The wise old soul part of me, knows seeking validation from people, is not wise, is not needed and the only person I need validation from, is Jesus. And myself.
But, the hurt inner child needs I have, means I do seek validation, and I always have.
I have a habit now, of adding comments that professionals have stated about what I write, to my posts. I just did this. And stopped and thought about why I am doing this.
It’s that need, not only for myself to have that validation from professional people that I do have insight and intelligence, but also to show others this too. I always have that underlying fear that people think badly of me.

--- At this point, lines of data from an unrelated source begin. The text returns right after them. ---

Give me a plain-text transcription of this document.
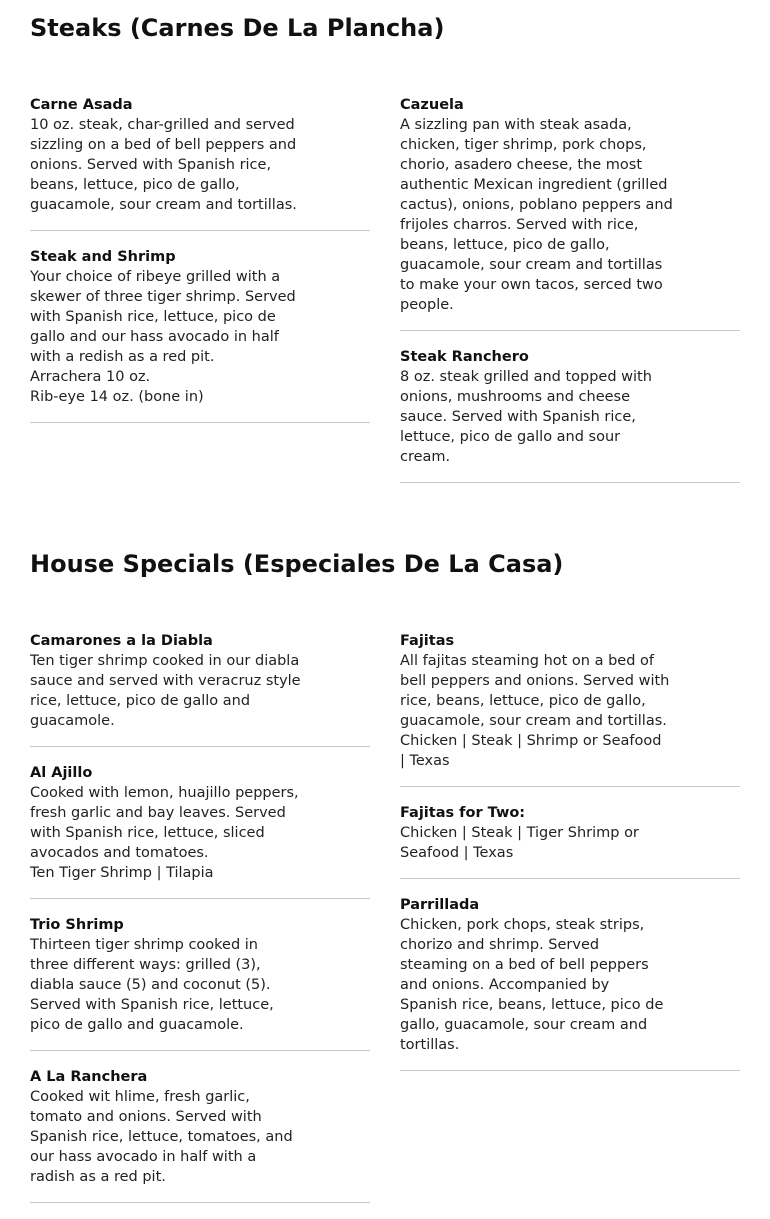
Steaks (Carnes De La Plancha)
Carne Asada
10 oz. steak, char-grilled and served
sizzling on a bed of bell peppers and
onions. Served with Spanish rice,
beans, lettuce, pico de gallo,
guacamole, sour cream and tortillas.
Steak and Shrimp
Your choice of ribeye grilled with a
skewer of three tiger shrimp. Served
with Spanish rice, lettuce, pico de
gallo and our hass avocado in half
with a redish as a red pit.
Arrachera 10 oz.
Rib-eye 14 oz. (bone in)
Cazuela
A sizzling pan with steak asada,
chicken, tiger shrimp, pork chops,
chorio, asadero cheese, the most
authentic Mexican ingredient (grilled
cactus), onions, poblano peppers and
frijoles charros. Served with rice,
beans, lettuce, pico de gallo,
guacamole, sour cream and tortillas
to make your own tacos, serced two
people.
Steak Ranchero
8 oz. steak grilled and topped with
onions, mushrooms and cheese
sauce. Served with Spanish rice,
lettuce, pico de gallo and sour
cream.
House Specials (Especiales De La Casa)
Camarones a la Diabla
Ten tiger shrimp cooked in our diabla
sauce and served with veracruz style
rice, lettuce, pico de gallo and
guacamole.
Al Ajillo
Cooked with lemon, huajillo peppers,
fresh garlic and bay leaves. Served
with Spanish rice, lettuce, sliced
avocados and tomatoes.
Ten Tiger Shrimp | Tilapia
Trio Shrimp
Thirteen tiger shrimp cooked in
three different ways: grilled (3),
diabla sauce (5) and coconut (5).
Served with Spanish rice, lettuce,
pico de gallo and guacamole.
A La Ranchera
Cooked wit hlime, fresh garlic,
tomato and onions. Served with
Spanish rice, lettuce, tomatoes, and
our hass avocado in half with a
radish as a red pit.
Fajitas
All fajitas steaming hot on a bed of
bell peppers and onions. Served with
rice, beans, lettuce, pico de gallo,
guacamole, sour cream and tortillas.
Chicken | Steak | Shrimp or Seafood
| Texas
Fajitas for Two:
Chicken | Steak | Tiger Shrimp or
Seafood | Texas
Parrillada
Chicken, pork chops, steak strips,
chorizo and shrimp. Served
steaming on a bed of bell peppers
and onions. Accompanied by
Spanish rice, beans, lettuce, pico de
gallo, guacamole, sour cream and
tortillas.
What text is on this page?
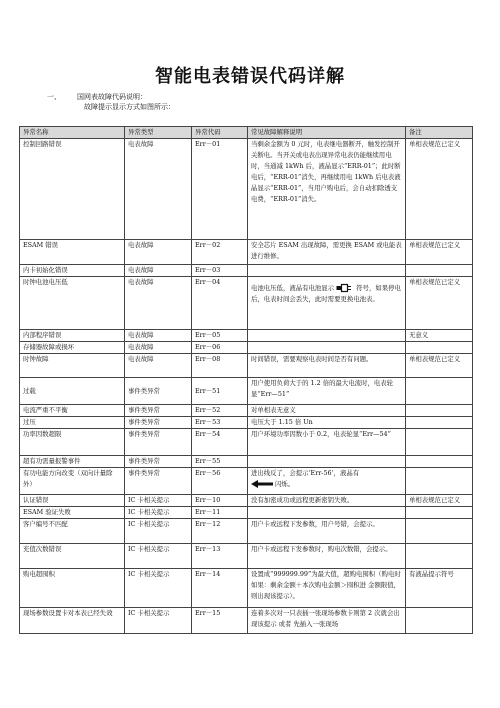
智能电表错误代码详解
一、 国网表故障代码说明：
故障提示显示方式如图所示：
异常名称	异常类型	异常代码	常见故障解释说明	备注
控制回路错误	电表故障	Err－01	当剩余金额为 0 元时，电表继电器断开，触发控制开关断电。当开关或电表出现异常电表仍能继续用电时，当通减 1kWh 后，液晶显示“ERR-01”；此时断电后，“ERR-01”消失，再继续用电 1kWh 后电表液晶显示“ERR-01”，当用户购电后，会自动扣除透支电费，“ERR-01”消失。	单相表规范已定义
ESAM 错误	电表故障	Err－02	安全芯片 ESAM 出现故障，需更换 ESAM 或电能表进行维修。	单相表规范已定义
内卡初始化错误	电表故障	Err－03		
时钟电池电压低	电表故障	Err－04	电池电压低，液晶有电池显示 符号，如果停电后，电表时间会丢失，此时需要更换电池表。	单相表规范已定义
内部程序错误	电表故障	Err－05		无意义
存储器故障或损坏	电表故障	Err－06		
时钟故障	电表故障	Err－08	时间错误，需要观察电表时间是否有问题。	单相表规范已定义
过载	事件类异常	Err－51	用户使用负荷大于的 1.2 倍的最大电流时，电表轮显“Err—51”	
电流严重不平衡	事件类异常	Err－52	对单相表无意义	
过压	事件类异常	Err－53	电压大于 1.15 倍 Un	
功率因数超限	事件类异常	Err－54	用户环境功率因数小于 0.2，电表轮显“Err—54”	
超有功需量报警事件	事件类异常	Err－55		
有功电能方向改变（双向计量除外）	事件类异常	Err－56	进出线反了，会提示‘Err-56’，液晶有
闪烁。	
认证错误	IC 卡相关提示	Err－10	没有加密成功或远程更新密钥失败。	单相表规范已定义
ESAM 验证失败	IC 卡相关提示	Err－11		
客户编号不匹配	IC 卡相关提示	Err－12	用户卡或远程下发参数，用户号错，会提示。	
充值次数错误	IC 卡相关提示	Err－13	用户卡或远程下发参数时，购电次数错，会提示。	
购电超囤积	IC 卡相关提示	Err－14	设置成“999999.99”为最大值，超购电囤积（购电时如果：剩余金额＋本次购电金额＞囤积进 金额限值，则出现该提示）。	有液晶提示符号
现场参数设置卡对本表已经失效	IC 卡相关提示	Err－15	连着多次对一只表插一张现场参数卡则第 2 次就会出现该提示 或者 先插入一张现场	
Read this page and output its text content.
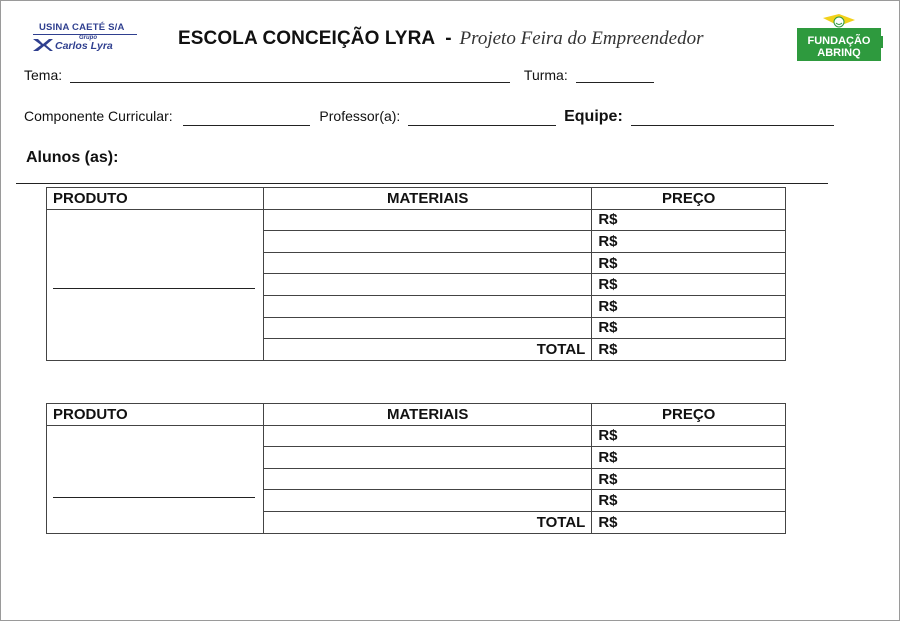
USINA CAETÉ S/A
Grupo
Carlos Lyra	ESCOLA CONCEIÇÃO LYRA - Projeto Feira do Empreendedor	FUNDAÇÃO
ABRINQ
Tema:	Turma:
Componente Curricular:	Professor(a):	Equipe:
Alunos (as):
PRODUTO	MATERIAIS	PREÇO

		R$
		R$
		R$
		R$
		R$
		R$
	TOTAL	R$
PRODUTO	MATERIAIS	PREÇO

		R$
		R$
		R$
		R$
	TOTAL	R$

I know why I do this. Too many people putting me down all my life. Too much abuse. Too many treating like I am unworthy of anything good. Too many calling me crazy and all the other names I have endured.My inner child, seeking that validation, I never received from all the significant people in my life.
I don’t want the validation to boost an inflated ego. I want the validation to give me some sense of knowing I am worthy of being listened to. Believed. Understood. Seen as intelligent. Not treated like I have no opinion. Not treated like an idiot because I have the courage to be honest about having CPTSD.
Not to feel better than anyone else. But, so my inner child knows she is ‘as worthy’ as everyone else.
I know I ‘shouldn’t need this. I’m 43 years old. But, my inner child needs it. And I recognise those needs, those unhealed wounds. And they are there all the time. Now I don’t ignore them, or suppress them anymore.
I do know myself well and honest to say – until these inner child, unmet needs, are healed, I will keep needing re-assurance and validation.
I constantly have these conflicts within myself.
My wise old soul knowing one thing.
My inner child needing the opposite.
That continuing pulling me in different directions, like a tug of war. *sigh.
December 17, 2014 at 6:33 am
I’m right there with you. I developed insight in order to escape being blamed and scapegoated my entire life. If I can figure out what motivates a person to do something bad to me it means it’s not me who’s bad after all. I don’t think I could live with it otherwise. I have the ability to unmask people who are trying to scapegoat or blame me and wow, nothing makes a person angrier than having the truth pointed out. But being scapegoated angers me to the point where I have to say what’s happening, even if that means that person isn’t going to stay. Who needs someone who scapegoats us anyway?